A string of length $ 1m $ and mass $ 5g $ is fixed at both ends. The tension in the string is $ 8.0N $ . The string is set into vibration using an external vibrator of frequency $ 100Hz $ . The separation between successive nodes on the string is close to ____?
(A) $ 16.6cm $
(B) $ 20.0cm $
(C) $ 10.0cm $
(D) $ 33.3cm $

Answer 1

Hint : We need to first find the velocity of the wave on the string with the tension in the string and the mass of the string given in the question. Then using that value of velocity we can find the wavelength, where the separation between two nodes will be half of the wavelength.

Formula Used : In this solution we will be using the following formula,
 $\Rightarrow V = \sqrt {\dfrac{T}{m}} $
where $ V $ is the velocity of the wave,
 $ T $ is the tension in the string
 $ m $ is the mass of the string
 $\Rightarrow V = f\lambda $
where $ f $ is the frequency and $ \lambda $ is the wavelength of the wave.

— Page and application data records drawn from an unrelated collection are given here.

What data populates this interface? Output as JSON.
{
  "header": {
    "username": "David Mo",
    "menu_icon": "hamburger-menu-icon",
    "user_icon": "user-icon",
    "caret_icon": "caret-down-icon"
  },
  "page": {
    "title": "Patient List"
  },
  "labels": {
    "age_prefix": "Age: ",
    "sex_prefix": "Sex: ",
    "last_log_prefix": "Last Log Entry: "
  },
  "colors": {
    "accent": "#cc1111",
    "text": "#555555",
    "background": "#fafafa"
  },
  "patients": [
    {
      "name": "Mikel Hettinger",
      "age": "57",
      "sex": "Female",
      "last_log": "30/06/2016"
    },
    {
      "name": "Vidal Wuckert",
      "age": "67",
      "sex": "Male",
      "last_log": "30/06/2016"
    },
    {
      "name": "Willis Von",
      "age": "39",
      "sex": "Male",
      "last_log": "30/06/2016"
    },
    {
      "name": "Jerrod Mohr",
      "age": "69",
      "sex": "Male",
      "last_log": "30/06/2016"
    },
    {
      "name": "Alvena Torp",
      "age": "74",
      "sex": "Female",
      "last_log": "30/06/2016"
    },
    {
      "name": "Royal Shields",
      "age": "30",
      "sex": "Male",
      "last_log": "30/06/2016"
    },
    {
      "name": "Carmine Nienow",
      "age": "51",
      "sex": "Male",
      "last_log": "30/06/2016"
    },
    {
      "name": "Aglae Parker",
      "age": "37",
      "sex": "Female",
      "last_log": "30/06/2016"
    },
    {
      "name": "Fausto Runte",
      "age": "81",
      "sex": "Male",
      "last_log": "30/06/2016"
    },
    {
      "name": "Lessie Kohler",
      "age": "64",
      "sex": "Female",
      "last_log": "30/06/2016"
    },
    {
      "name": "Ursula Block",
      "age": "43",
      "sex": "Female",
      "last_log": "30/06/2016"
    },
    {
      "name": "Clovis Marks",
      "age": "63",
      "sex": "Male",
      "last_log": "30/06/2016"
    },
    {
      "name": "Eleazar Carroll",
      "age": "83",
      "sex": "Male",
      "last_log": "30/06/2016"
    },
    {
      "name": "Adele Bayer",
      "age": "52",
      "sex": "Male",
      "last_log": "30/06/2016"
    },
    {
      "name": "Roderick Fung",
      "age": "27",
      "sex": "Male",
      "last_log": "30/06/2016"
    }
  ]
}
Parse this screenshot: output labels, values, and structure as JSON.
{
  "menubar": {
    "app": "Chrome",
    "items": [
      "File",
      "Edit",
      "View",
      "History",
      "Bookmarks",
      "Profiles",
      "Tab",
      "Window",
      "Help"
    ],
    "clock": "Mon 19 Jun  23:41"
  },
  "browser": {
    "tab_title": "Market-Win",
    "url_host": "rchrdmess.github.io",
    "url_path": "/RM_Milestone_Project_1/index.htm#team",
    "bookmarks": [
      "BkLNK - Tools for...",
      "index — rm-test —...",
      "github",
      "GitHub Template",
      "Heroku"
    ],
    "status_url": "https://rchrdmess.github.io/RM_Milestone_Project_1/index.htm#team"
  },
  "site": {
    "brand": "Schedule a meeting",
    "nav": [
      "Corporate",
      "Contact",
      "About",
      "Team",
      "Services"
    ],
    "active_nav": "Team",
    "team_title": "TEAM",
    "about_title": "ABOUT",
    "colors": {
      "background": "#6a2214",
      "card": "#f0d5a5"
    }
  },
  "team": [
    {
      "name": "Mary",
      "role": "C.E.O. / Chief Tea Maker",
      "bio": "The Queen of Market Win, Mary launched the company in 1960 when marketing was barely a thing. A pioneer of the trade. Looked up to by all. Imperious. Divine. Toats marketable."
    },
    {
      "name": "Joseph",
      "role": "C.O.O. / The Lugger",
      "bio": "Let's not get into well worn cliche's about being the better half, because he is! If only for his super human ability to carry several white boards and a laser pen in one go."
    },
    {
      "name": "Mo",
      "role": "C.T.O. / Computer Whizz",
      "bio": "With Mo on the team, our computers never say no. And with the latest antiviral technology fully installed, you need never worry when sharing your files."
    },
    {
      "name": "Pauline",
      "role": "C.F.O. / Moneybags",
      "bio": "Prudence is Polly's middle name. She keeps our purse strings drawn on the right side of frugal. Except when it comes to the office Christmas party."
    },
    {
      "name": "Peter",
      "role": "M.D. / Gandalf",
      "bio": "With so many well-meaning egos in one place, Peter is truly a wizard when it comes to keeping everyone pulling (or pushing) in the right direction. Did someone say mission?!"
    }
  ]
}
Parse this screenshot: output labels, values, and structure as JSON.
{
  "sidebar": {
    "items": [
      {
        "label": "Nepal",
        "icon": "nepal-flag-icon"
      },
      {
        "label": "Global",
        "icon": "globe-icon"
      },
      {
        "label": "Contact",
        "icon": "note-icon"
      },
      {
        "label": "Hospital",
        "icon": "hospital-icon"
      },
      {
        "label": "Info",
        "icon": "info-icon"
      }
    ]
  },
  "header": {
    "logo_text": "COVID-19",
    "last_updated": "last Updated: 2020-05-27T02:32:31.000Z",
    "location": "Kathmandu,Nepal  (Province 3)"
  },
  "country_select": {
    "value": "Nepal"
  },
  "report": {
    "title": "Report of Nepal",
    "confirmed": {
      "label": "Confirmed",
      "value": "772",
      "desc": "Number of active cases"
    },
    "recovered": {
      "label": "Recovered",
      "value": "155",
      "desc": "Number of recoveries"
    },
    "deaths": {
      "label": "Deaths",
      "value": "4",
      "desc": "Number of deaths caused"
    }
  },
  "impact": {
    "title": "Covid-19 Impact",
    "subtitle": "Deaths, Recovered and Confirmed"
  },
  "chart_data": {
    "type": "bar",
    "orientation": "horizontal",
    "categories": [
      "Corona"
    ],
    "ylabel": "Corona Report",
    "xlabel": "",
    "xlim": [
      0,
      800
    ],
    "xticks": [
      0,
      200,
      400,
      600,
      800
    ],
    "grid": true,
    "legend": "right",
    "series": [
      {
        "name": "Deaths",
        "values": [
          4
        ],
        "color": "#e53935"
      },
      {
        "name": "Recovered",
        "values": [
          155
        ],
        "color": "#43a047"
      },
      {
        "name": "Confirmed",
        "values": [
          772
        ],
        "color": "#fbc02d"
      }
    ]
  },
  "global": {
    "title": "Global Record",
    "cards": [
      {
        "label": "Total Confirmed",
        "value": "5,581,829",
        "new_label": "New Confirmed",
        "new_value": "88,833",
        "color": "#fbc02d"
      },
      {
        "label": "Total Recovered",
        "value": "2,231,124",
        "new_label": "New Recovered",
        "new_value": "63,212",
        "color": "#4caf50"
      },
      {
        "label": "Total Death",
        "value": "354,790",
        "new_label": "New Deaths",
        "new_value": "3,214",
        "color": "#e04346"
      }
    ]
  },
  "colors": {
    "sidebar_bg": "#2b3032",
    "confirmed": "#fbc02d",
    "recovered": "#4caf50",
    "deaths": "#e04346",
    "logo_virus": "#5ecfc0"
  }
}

Complete step by step answer
In the question we are provided the mass of a string which is fixed at both the ends and the tension in the string. Now when the string is set into vibration, then we can find the velocity of the wave on the string. So we can use the formula,
 $\Rightarrow V = \sqrt {\dfrac{T}{m}} $
In the question we are given $ T = 8N $ and the mass of the string as, $ m = 5g $ . So we can write this in SI unit as $ m = \dfrac{5}{{1000}}kg $
Now by substituting these values in the formula we get,
 $\Rightarrow V = \sqrt {\dfrac{8}{{\dfrac{5}{{1000}}}}} $
So we get this as,
 $\Rightarrow V = \sqrt {\dfrac{{8 \times 1000}}{5}} $
On calculating we get,
 $\Rightarrow V = \sqrt {1600} $
Hence the velocity of the wave is, $ V = 40m/s $
Now using this velocity we can find the wavelength of the wave as the velocity is the product of the frequency and the wavelength.
 $\Rightarrow V = f\lambda $
Therefore, we can also write this as,
 $\Rightarrow \lambda = \dfrac{V}{f} $
We are given in the question $ f = 100Hz $
So substituting the values we get,
 $\Rightarrow \lambda = \dfrac{{40}}{{100}} $
So we get the wavelength of the wave on the string as, $ \lambda = 0.4m $
Now in a wave, two nodes are present in a single wavelength. Hence the distance between two nodes will be half the wavelength. So separation between the two nodes, $ D = \dfrac{\lambda }{2} $
Substituting the values we have,
 $\Rightarrow D = \dfrac{{0.4}}{2} = 0.2m $
Now we can write this in centimeter as, $ D = 0.2 \times 100cm = 20.0cm $
Hence option (B) is correct.

Note
The velocity of a wave on a string is determined by the tension and the mass of the string per unit length. Since in this given question, the string is of unit length, so the mass of the string per unit length is the same as the mass of the string.